Here are a couple more deemed slow, but they’re brilliant:
Barry Lyndon. It creeps along slowly but steadily and is gorgeous to look at throughout. The duel scene is glacial but is eerie Kubrick tension at its best.
Blood Simple. The Coen Brothers’ first movie. Quite slow, but I’m on the edge of my seat for most of the movie, especially at the end when the personal detective is trying to take out Frances McDormand.
Chinatown. It’s a little bit faster, but this movie has the most hypnotic pacing. It walks along unhurriedly and methodically through all the evidence that Jake is taking in, telling a story as it does, and it feels like a smooth ride in a 1948 convertible along Ventura Boulevard.
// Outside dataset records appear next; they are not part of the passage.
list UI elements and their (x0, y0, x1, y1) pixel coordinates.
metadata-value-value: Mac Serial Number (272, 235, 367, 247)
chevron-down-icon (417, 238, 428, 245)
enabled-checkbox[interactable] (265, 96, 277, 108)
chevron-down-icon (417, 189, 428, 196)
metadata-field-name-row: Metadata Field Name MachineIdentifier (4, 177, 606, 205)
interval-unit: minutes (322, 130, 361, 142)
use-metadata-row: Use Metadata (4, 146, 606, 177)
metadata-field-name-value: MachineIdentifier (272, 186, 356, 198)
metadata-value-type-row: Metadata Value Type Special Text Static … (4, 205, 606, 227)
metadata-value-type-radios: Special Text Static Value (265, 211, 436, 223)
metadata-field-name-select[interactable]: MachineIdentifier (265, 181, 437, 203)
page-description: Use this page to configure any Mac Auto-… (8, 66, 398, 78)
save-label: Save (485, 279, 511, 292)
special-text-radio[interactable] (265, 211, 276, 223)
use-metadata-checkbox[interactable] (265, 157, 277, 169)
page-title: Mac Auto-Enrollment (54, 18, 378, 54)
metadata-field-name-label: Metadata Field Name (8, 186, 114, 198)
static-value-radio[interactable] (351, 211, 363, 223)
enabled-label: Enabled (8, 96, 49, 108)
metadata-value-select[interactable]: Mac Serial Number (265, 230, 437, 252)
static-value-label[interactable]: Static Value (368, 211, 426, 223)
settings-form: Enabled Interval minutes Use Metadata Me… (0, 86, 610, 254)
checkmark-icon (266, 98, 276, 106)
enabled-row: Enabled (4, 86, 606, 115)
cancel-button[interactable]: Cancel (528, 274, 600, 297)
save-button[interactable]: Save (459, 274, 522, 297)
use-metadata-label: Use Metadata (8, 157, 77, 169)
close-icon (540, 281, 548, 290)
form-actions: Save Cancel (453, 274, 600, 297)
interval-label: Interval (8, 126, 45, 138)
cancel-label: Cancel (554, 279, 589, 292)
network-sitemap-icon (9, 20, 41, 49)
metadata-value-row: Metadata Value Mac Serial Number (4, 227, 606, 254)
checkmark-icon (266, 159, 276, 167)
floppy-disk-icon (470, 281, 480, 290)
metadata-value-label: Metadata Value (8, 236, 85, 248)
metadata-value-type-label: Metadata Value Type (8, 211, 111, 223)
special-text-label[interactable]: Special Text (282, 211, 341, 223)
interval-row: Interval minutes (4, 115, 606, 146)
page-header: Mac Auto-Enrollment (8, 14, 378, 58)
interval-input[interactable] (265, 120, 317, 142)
Agreed. Locke, if anything, is a very fast movie since lots of things are happening at once all the time.
Terrence Malick, however, does purposefully slow movies, the kind where the plot stops so the viewer can enjoy a beautiful image in quiet contemplation. Honestly, if anybody had described a movie like The New World, I would think they are talking about the most boring thing ever (What? Five minutes of Colin Farrell walking through a wheat field? Nooooo thankyou.) However, once you start the whole thing is quite mesmerizing.
There are always going to be exceptions. There are classic movies with a frantic pace and modern movies that drift along languidly. But overall, I think it’s true that modern movies have a faster overall pace.
I think it may be a change in filmmaking styles. Writers and directors used to emphasize their fast scenes by intentionally pacing other parts of the movie slowly. The idea was that the slow scenes would lull the audience and make the fast scenes seem faster. Nowadays writers and directors are more likely to use an overloading technique. The idea here is to have one fast scene after another with no breaks so they overwhelm the viewer’s perception. Both techniques can work; which works better depends on the skills of the filmmakers and the preferences of the audience.
David Frost’s The Straight Story - about a guy who drives a lawn tractor from Iowa to Minnesota. The whole theme of the movie is going slow and enjoying the journey.
Blade Runner IS slow. It was slow by the standards of 1982 and it’s slow by today’s standards. When it was released, its slowness was remarked upon, and sometimes criticized, by a lot of movie critics. It’s two hours long but has fewer plot developments than a typical feature length film, and relatively little dialogue.
Of course, it’s slow on purpose; it has a great many establishing shots and lingers on stuff a lot. The movie is meant to be reflective and pensive. The environment, and seeing it, it supposed to be a big part of it.
If that isn’t your particular bag, hey, there’s nothing wrong with that.
*“Slow” *is one of those really misused terms when describing movies, IMO.
When I read a lot of comments, especially by those who haven’t seen many films made before the 90’s or this century, I’ll see many say the film was slow, perhaps stressing that they’re bored by the pacing. Want to know what I consider “Slow” (or boring) in films?
Michael Bay films
Transformers
TMNT films
any film that fills each scene with the same old explosions, crashes, chases, fights… etc. Yawn
Damn, I’ll take the cat and mouse chase at the end of Blade Runner or any on your edge scene from any Hitchcock film over yet another borefest like Independence Day
Slow, or boring isn’t because of lack of action or speed. Slow/boring is the same old thing shown over and over again.
Star Wars?
The French Connection? (perhaps the greatest chase scene of all time)
Jaws?
The Exorcist?
I would never call any of those 1970 films boring. Far from it.
Malick is a director who includes a lot of scenes in his film that at first glance may seem ponderous and slow, but you mentioned a great example with The New World.
All of those purposeful scenes, like the one you describe, does an AMAZING job of depicting what it may have felt like, walking through great pastures of land that may never been trodden before by any human. Every one of this scenes transports the viewer into a new world. IMO the BEST way to get that feeling across to the audience.
I agree, but if you read many reviews or comments by people who have watched very few or no films made before, 1990 or so, they DO equate slow with boring.
And come to think of it, what does slow mean if not boring?